Hello, I am new on this website. I purchased a couple of goats about 4 years ago that I had intended to use for packing but so far have just been good pets. I was just curious how old a goat usually lives to, and how old you can continue using them as a pack goat. I have a couple saddles and panniers on order but am having a hard time getting them. I hope these goats are not too old to train how to pack. Any advise would be appreciated. Thanks! Ross


----------



## gsbswf (Apr 5, 2009)

I have heard up to 15. Depending on who you ask, goats shouldn't start packing until they are 4 to allow full growth etc. before putting weight on their backs.

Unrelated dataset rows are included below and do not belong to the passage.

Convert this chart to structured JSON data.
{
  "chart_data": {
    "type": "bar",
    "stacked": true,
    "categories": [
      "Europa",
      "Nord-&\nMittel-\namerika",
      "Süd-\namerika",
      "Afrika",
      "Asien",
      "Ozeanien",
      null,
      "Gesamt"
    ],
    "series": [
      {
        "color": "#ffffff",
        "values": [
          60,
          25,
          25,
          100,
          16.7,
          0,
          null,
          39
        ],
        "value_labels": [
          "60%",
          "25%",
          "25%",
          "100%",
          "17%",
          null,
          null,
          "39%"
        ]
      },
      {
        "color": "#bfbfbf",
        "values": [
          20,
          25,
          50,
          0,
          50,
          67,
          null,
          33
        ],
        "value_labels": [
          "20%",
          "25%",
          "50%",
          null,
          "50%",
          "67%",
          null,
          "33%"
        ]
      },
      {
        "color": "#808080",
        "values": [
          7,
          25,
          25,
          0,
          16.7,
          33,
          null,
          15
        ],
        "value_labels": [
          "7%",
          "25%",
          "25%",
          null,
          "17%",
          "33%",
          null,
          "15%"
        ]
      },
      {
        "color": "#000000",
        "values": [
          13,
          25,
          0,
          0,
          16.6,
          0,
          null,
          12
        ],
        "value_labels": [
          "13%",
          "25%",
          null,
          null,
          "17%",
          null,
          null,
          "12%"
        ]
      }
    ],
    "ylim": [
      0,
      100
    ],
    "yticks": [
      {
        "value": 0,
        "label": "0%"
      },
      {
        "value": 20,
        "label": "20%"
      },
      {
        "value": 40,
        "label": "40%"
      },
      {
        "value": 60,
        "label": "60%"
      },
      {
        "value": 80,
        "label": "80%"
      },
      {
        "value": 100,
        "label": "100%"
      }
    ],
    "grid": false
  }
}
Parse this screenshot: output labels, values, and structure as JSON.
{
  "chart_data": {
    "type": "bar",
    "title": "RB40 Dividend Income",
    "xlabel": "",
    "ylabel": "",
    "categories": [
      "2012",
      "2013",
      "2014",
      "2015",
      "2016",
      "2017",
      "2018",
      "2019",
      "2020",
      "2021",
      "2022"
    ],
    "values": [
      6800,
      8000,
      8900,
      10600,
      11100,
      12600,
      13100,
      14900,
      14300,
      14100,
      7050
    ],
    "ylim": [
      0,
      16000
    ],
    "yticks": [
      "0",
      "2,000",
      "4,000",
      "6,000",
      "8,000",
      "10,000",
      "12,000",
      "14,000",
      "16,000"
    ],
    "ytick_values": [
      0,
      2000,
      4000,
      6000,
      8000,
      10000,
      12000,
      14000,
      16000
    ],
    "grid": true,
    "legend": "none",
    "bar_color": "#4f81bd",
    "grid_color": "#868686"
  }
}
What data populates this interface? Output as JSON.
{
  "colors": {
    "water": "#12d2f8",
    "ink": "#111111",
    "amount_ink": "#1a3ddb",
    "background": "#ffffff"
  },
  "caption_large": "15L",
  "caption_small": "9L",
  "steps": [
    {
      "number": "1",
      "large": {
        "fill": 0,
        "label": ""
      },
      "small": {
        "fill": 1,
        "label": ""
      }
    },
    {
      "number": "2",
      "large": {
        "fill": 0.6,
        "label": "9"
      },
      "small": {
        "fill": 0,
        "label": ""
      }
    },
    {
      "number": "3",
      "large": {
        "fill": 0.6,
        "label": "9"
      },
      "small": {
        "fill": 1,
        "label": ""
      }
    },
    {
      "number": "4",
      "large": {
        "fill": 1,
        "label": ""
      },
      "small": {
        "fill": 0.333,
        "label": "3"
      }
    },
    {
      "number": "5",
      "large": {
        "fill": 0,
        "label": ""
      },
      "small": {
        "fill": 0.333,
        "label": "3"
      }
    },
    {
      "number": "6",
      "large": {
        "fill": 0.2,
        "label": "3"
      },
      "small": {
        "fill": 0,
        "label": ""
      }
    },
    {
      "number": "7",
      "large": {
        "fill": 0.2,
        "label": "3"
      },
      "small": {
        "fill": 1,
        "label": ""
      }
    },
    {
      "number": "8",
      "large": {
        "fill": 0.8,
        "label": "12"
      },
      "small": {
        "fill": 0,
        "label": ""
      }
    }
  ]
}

I know we are waiting until ours are 4, so you are right on track. I would spend a whole bunch of time here and on the yahoo group and read some of the books out there before you put a saddle on a goat. 

Good Luck,

Gregg


----------



## Rex (Nov 30, 2008)

Goats generally live to about 14 give or take. I have packed goats up till about 12 Yrs old.


----------



## sweetgoatmama (Dec 10, 2008)

They live a lot longer than they used to. 9 was old back in the "90
's when I started. Paying good attention to diet and worming makes them last a lot longer. There's quite a few working goats over the age of 10 that are still working. My first set of goats, the oldest was 13 when he died. He worked till he was 11.


----------